Ein anderer Mechanismus in APM betrifft die Frage, ob ich die Aufgaben für die nächste Iteration in den Tagen vor Ergebnisablieferung (also vor Begutachtung fertig/nicht fertig) festlege oder im Orientierungsabschnitt, d.h. zwischen Ergebnislieferung und Start der Folgeiteration. Soweit es vor Ablieferung passiert (was wir in APM tendenziell befürworten bzw. als Standardfall beschreiben), ergäben sich auch Ansätze, mehr vom iterativen zum kontinuierlichen Planen zu kommen. Zumindest ist dies eine Öffnung des streng iterativen Vorgehens zu einer zeitlich flexbleren Planung. Da ich die Unterscheidung iterativ vs. kontinuierlich jedoch als Paradigmenfrage sehe und nicht als Detail, würde ich dies für APM (oder auch für Scrum) nicht ernsthaft und ohne grundsätzliche Diskussionen verfolgen würde.

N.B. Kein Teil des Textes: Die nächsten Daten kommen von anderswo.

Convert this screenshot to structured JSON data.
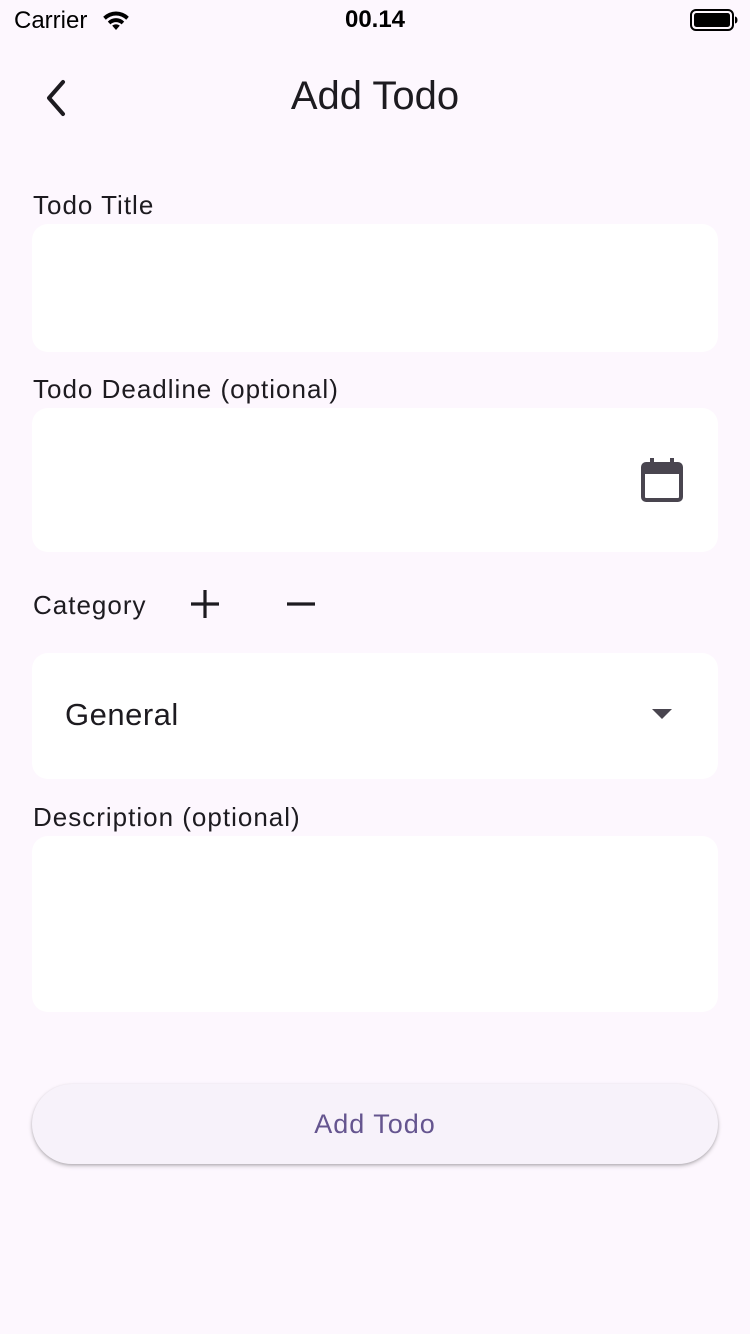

Die Wartehalle in APM ist ein Mechanismus mit gewissen Bezug zu Kanban.
Grundsätzlich ist es bei Diskussionen m.E. (im Moment) hilfreich zu unterscheiden, ob über die Mikroebene gesprochen wird (das Team mit seiner Planungswand im Zeitraum von der Sprint-Planung bis zur Ergebnisbegutachtung) oder über die Makroebene (also das was der Product-Owner oder das Product-Owner-Team leistet und was (zeitlich) iterationsübergreifend und (organisatorisch) teamübergreifend sein kann). Einen Nutzen kann Kanban einem einzelnen Team bringen (Mikroebene), um seine Selbstgesteuerung besser zu verstehen.

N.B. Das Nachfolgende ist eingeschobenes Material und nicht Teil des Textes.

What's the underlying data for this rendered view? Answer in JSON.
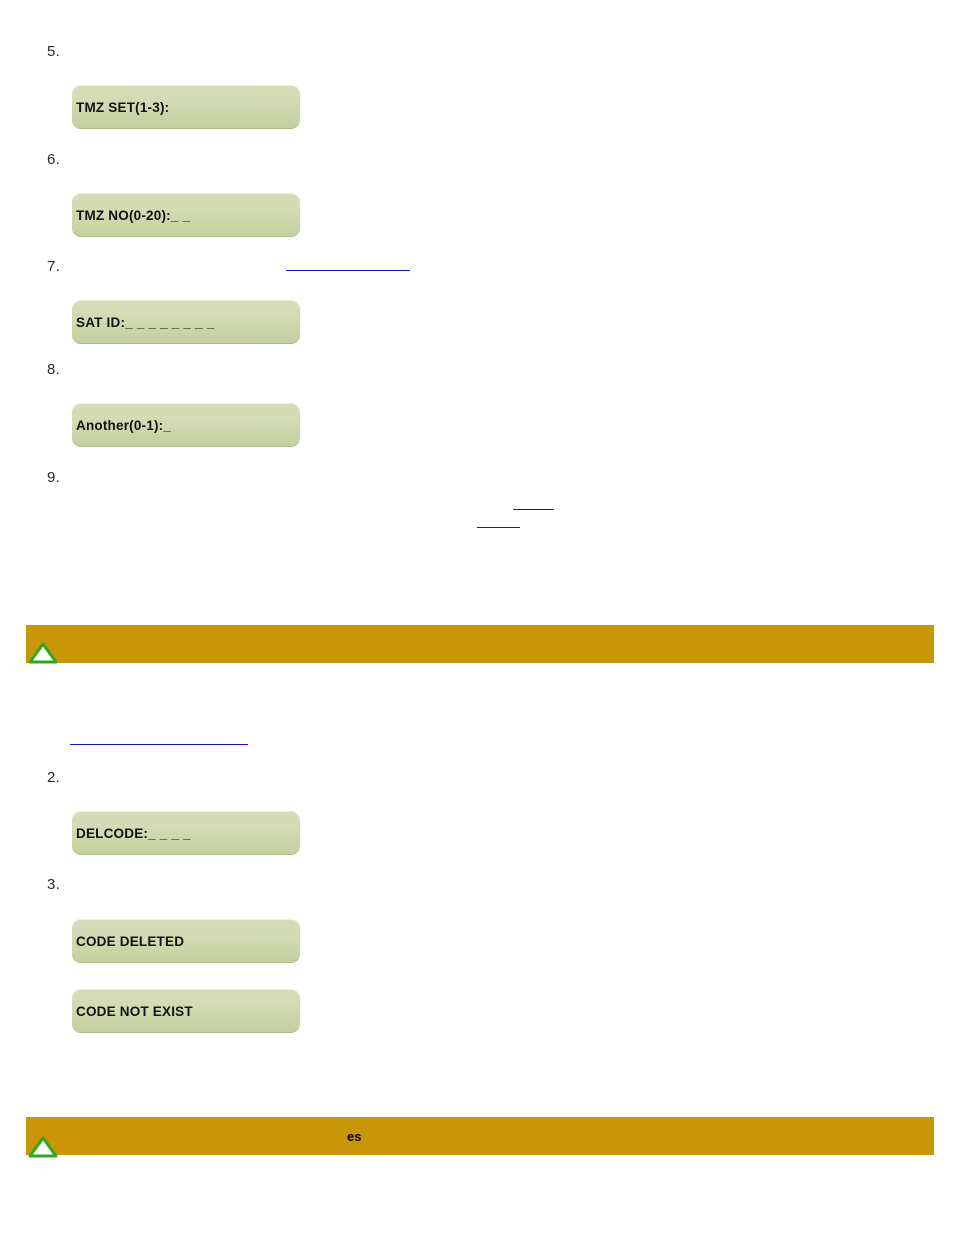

Für den Fall der Makroebene müssen die Planungsartefakte eines SW-Projektes als Fluss/Prozess begriffen werden, d.h. ein Wissen darüber, wer mit dem Ergebnis weiterarbeiten soll (so wie Material im Produktionsprozess weitergegeben wird). In Scrum, zumindest im Kontext Benutzergeschichten, existiert die Absicht oder Forderung, die Abhängigkeiten zwischen Anforderungsartefakten möglichst klein zu halten (wobei noch zu wenig praktische Hilfe/Lösungen dazu angeboten werden...). Je mehr dieses Ziel erreicht würde, desto weniger Prozesscharakter haben die Arbeitsaufträge und desto schwächer ist die Kanbanindikation.
Andererseits heißt dies aber auch, dass die Abhängigkeiten zwischen den Arbeitsaufträgen explizit sein müßten (oder?), d.h. es muss definiert sein, wer Vorgänger oder Nachfolger ist und Tokens bereitstellt oder entnimmt. Bei einem Wasserfallvorgehen habe ich am meisten (trügerisches, d.h. veraltendes und nutzloses) Wissen über diese Abhängigkeiten. Deswegen gehen agile und iterative Verfahren den Weg, die Arbeitskette immer nur mit einem kurzen Zeithorizont aufzubauen und minimal vor sich her zu schieben. Ob ein- oder zwei Iterationen im Voraus geplant wird (auch hier gibts Unterschiede zwischen APM und Scrum), ist hierbei wahrscheinlich nachrangig. Im Vergleich mit der Metapher Produktionsstrasse heißt dies: es sind die Anzahl der vorhandenen Stationen grundsätzlich bekannt und die produzierten Güter durchlaufen auch einen weitgehend festgelegten Weg durch diese Stationen. Nicht mehr so statisch wie früher die Liefer/Förderbänder in einer Autofabrik, aber vom Prinzip her schon.
Beim iterativen Vorgehen erfolgt die Planungsdetaillierung typischerweise mit sehr kurzfristigem Zeithorizont, läßt also nur wenig Aussagen, eher Vermutungen über die weitere Prozesskette zu. Je nachdem, ob bestehende Funktionalität erweitert wird, ob neue Funktionalität programmiert oder nur konfiguriert oder deklariert werden soll, inwieweit die Anforderungen stabil und klar oder volatil und vage sind, ob die Herausforderung eher technisch ist oder die Geschäftsprozesse betrifft, welche fachlichen und technischen Abhängigkeiten die Anforderung impliziert, landen die bei der Detaillierung entstehenden Arbeitsaufträge bei völlig unterschiedlichen Mitarbeitern (Ressourcen).

Ich bekomme eine Ahnung davon, dass APM und Kanban unterschiedliche Wege gehen, aber ähnliche Probleme addressieren bzw. Effekte erzeugen.

Ob kontinuierliche Systeme generell besser als iterative sind bezweifel ich weiterhin, vor allem weil ich die kulturellen, sozialen und psychologischen Effekte (z.B. Belastung der Mitarbeiter, Aspekte der Selbstorganisation) bei iterativen Systemen für attraktiv halte.